If you’ve got a bunch of images and your site is running uncached with a clunky CMS behind it, it will probably strain you.

The traffic is usually about 40k uniques over 24 hours. For reference, my uncached site is running on Elixir which is often better without caching.


It’s usually not images but rather the CMS making 100 read queries and 20 write queries per page load without any object caching that brings sites down. Even a slow uplink serving big image won’t bring an nginx server down, it’s all async.


Serving a lot of images at the same time will work the disk I/O up in many cases. Probably gotten a lot better with NVMe though.


It’s typically one page that hits Reddit/HN/whatever with its fixed set of static images. It’s pretty much the ideal scenario for the kernel’s in-memory cache.


That’s a fair point for GP’s Heroku + Cloudflare deployment. The OP solar site is a better example of efficient static hosting as it is run on a lightweight server [1] and not fronted with Cloudflare. The reading at the bottom of the website indicates 2.70 W power usage at the moment and over two weeks uptime.

[1]: https://solar.lowtechmagazine.com/about.html#hardware


Mine isn’t static fwiw. Just running Elixir w/ Postgres. Elixir usually performs well enough uncached that you need to justify any caching needs.


So, specifically, why are using Cloudfare? Kind of sounds like you're saying both that you do and don't need it.
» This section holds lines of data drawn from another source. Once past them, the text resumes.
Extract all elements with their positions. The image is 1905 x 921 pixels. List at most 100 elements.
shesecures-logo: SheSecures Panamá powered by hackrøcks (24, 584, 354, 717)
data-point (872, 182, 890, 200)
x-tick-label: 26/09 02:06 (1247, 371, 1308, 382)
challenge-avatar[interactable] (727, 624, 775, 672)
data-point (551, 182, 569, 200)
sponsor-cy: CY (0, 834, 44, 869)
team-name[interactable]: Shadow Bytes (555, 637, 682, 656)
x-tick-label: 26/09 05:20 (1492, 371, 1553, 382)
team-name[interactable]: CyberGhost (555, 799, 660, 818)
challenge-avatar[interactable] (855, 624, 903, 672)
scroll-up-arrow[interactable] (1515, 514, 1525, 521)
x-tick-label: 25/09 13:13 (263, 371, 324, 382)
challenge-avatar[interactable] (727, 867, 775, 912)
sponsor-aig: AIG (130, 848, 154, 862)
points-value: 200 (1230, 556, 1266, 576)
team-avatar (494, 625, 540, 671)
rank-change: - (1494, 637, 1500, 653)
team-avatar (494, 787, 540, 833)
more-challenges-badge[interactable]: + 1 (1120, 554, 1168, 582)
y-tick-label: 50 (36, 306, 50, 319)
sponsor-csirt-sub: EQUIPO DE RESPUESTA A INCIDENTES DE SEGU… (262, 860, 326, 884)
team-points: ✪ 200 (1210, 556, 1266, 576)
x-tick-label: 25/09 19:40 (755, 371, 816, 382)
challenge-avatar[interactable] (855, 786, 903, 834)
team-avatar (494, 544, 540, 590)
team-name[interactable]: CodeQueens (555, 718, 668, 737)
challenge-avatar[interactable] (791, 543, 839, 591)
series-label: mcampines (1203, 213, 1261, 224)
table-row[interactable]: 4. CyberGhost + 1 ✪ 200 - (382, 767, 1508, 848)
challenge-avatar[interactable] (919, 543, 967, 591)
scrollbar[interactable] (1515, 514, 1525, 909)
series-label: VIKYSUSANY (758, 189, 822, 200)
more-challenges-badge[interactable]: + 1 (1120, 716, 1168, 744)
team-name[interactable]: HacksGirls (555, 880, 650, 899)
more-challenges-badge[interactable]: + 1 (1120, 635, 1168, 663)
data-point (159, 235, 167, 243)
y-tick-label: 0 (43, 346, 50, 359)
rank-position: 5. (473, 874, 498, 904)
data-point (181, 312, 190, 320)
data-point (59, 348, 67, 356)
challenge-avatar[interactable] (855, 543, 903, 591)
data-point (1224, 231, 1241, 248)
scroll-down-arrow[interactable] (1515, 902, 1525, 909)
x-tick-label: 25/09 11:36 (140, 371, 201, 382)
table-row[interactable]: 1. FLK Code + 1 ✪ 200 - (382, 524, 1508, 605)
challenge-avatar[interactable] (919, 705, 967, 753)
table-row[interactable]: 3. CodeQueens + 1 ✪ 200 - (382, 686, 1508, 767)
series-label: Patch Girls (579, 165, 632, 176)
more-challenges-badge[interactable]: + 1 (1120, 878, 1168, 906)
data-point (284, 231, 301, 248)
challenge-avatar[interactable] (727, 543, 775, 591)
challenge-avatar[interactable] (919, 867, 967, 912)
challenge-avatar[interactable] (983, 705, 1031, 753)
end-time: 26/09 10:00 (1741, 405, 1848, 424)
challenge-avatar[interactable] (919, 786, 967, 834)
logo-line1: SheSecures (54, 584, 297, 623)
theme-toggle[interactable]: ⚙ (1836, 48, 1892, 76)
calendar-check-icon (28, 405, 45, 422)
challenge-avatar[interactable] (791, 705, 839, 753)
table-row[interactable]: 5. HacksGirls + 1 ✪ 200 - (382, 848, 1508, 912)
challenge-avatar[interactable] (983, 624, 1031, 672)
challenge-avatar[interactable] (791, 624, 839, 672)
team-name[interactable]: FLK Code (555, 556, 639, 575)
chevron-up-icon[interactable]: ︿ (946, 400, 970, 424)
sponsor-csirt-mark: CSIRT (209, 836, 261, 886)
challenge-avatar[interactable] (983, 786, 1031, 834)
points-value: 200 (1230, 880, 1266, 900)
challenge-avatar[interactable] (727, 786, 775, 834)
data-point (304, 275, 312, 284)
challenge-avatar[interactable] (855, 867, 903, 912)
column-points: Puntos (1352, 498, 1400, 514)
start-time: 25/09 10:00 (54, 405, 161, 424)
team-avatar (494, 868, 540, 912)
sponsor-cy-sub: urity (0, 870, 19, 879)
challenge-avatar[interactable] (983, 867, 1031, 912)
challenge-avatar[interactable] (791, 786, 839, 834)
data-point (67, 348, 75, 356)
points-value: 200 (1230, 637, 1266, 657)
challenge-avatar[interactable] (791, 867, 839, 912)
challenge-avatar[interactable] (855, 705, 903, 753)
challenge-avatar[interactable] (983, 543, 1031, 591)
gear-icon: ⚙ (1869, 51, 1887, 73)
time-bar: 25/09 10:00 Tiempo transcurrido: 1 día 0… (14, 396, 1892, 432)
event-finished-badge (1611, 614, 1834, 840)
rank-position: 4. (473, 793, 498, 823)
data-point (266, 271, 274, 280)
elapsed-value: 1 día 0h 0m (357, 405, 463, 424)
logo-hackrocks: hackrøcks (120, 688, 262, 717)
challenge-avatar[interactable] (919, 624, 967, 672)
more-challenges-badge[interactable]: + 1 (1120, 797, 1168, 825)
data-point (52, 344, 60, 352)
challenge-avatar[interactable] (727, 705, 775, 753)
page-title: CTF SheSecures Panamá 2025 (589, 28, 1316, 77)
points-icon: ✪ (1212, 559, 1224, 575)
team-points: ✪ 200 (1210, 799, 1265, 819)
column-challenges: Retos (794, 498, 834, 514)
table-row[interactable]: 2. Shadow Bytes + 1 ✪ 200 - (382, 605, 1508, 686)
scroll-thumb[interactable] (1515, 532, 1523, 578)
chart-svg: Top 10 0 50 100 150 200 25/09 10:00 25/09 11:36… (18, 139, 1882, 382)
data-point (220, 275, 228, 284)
It’s free, solid DNS product, gives me a CDN on top of it and stops a lot of pesky bots. Plus moving the domain registration there keeps the renewal at the lowest possible price.

I can’t see any good reason not to use it.


I see. I think I was confused by your statement that kicked off this sub-thread:

>...but I had Cloudflare out front absorbing all the traffic that would have come from serving static assets.

I interpreted that to mean Cloudflare contributed significantly load-wise, then you indicated that your site wasn't largely static or cacheable (I think?).

Anyway, in addition to curiosity, we're also considering Cloudflare to offload from more costly AWS instances. So, just trying to suss out whether Cloudflare was or wasn't instrumental for you per your comments. Still not 100% sure, but thanks for the discussion.


I know people who host a static website on a home dsl connection with 5Mbps upload, using Cloudflare. The CDN literally does all the work.


5Mbps when 56k would be more than enough.